This patient presents with classic anaphylaxis — a Type I (IgE-mediated) hypersensitivity reaction with rapid onset urticaria, angioedema, bronchospasm, and hypotension following penicillin exposure. After acute management, the question asks for the most specific investigation to confirm IgE-mediated hypersensitivity.
| Feature | Intradermal Skin Test | Serum Penicillin-Specific IgE |
|---|---|---|
| Specificity | 90–95% (highest) | >90% |
| Sensitivity | 70–90% | 50–80% (lower) |
| Mechanism tested | Mast cell-bound IgE (in-vivo) | Circulating free IgE (in-vitro) |
| Gold standard status | Yes — per EAACI/AAAAI guidelines | Adjunct/alternative |
| Timing | Must defer 2–4 weeks post-acute reaction | Can be done sooner |
| Risk | Small anaphylaxis risk (performed by trained personnel) | No risk |
Clinical Pearl (per Roitt's Immunology and EAACI Drug Allergy Guidelines): Skin testing with penicillin determinants is the reference standard for diagnosing IgE-mediated penicillin allergy. Serum-specific IgE has lower sensitivity (50–80%) and may miss true allergy. The question asks for the most specific test — intradermal skin testing fulfills this criterion and is the accepted gold standard when performed 2–4 weeks after the acute event.

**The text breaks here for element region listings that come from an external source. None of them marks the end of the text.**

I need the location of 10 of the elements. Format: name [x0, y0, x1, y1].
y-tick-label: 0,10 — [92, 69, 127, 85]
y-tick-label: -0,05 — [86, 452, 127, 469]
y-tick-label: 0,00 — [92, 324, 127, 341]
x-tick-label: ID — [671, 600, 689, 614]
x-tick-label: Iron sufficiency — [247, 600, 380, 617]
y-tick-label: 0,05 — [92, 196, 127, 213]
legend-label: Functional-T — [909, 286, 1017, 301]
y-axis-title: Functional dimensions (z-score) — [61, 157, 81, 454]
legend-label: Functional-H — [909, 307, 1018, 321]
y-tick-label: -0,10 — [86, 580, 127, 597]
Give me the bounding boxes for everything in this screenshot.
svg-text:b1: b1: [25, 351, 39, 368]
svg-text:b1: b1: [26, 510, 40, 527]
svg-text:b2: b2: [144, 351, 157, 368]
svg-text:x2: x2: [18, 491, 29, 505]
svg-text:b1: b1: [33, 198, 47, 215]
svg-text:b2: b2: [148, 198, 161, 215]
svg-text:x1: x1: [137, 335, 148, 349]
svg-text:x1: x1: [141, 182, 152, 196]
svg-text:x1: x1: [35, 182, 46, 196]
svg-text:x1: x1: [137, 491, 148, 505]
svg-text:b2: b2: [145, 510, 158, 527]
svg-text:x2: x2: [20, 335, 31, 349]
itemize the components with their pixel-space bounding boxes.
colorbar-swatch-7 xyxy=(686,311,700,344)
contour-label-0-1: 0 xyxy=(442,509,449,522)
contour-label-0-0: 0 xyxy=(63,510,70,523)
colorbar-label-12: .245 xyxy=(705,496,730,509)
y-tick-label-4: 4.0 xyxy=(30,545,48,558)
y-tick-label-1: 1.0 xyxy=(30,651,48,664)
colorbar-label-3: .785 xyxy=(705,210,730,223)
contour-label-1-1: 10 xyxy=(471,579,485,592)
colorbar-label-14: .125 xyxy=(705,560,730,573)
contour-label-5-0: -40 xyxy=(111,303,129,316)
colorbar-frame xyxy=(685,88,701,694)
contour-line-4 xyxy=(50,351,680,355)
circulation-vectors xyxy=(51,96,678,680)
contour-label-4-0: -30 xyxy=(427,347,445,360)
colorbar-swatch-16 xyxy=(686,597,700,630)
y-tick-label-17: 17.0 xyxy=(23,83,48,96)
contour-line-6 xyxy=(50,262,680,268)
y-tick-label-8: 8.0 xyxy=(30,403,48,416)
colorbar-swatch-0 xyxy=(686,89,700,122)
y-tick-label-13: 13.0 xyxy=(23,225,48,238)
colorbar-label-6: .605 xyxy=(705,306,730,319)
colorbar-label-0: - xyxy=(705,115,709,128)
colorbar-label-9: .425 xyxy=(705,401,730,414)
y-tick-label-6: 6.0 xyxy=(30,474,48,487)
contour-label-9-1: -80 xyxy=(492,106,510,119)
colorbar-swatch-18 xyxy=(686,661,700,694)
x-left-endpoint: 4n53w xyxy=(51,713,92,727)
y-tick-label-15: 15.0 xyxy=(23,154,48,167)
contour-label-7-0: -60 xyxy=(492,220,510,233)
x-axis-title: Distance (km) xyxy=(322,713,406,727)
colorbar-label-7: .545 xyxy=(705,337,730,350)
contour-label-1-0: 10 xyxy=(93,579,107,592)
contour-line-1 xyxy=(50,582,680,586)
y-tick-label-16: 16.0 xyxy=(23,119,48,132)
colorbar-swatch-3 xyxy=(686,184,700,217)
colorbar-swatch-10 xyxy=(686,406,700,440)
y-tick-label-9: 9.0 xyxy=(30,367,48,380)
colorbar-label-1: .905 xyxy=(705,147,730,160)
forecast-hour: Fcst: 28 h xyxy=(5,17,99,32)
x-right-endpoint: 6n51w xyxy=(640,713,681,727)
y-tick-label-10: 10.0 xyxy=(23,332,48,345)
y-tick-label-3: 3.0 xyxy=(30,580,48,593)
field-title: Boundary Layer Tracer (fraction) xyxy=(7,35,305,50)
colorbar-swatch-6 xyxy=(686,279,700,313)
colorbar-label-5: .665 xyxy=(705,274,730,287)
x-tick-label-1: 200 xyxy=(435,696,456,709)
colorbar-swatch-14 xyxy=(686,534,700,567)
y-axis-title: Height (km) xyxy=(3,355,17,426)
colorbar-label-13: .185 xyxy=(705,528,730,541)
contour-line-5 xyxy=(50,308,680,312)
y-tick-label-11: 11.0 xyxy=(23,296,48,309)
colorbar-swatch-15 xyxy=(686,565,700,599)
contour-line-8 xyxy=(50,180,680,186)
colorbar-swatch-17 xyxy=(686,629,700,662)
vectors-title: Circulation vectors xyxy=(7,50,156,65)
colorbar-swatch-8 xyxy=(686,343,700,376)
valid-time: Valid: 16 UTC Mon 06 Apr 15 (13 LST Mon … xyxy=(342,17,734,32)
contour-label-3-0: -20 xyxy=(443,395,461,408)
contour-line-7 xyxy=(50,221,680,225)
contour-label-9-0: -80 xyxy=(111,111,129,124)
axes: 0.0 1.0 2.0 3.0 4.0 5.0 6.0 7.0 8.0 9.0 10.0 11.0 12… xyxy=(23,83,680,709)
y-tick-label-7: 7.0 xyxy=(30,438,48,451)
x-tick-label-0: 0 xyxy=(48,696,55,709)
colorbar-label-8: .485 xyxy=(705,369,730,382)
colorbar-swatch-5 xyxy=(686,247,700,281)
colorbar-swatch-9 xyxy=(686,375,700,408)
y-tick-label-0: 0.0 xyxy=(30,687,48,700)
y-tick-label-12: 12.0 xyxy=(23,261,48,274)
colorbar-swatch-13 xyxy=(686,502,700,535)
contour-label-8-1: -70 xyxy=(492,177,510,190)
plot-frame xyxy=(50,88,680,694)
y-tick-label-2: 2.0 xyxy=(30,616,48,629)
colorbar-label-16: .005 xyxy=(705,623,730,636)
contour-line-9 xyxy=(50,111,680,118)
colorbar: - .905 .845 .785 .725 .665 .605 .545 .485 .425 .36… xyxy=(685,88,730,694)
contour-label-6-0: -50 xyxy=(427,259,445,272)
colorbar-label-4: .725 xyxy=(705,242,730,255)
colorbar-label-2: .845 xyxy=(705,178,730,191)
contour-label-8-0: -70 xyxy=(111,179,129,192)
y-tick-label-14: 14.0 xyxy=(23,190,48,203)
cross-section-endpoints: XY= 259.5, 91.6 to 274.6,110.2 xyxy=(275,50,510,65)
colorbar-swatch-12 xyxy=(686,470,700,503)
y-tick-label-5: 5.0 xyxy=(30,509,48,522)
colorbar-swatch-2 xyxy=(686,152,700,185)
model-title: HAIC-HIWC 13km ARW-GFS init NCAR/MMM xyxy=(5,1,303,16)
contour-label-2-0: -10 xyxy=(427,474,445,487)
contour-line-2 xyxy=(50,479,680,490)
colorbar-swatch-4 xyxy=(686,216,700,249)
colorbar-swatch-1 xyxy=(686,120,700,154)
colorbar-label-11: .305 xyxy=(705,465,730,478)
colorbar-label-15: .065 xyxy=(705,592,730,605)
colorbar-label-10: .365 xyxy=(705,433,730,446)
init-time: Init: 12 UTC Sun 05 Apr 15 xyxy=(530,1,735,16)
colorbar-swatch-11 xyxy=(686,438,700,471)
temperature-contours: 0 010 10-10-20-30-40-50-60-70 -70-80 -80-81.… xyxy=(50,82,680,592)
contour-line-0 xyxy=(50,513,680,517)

In Type I hypersensitivity, penicillin acts as a hapten, binding to serum proteins to form immunogenic conjugates. IgE antibodies are produced and bind to mast cell/basophil Fc receptors. Re-exposure cross-links surface IgE, triggering degranulation with release of histamine, tryptase, leukotrienes, and prostaglandins. Intradermal skin testing reproduces this local mast cell response, confirming sensitization.
Reference: Roitt's Immunology, 8th ed.; EAACI Drug Allergy Guidelines; Middleton's Allergy, 9th ed.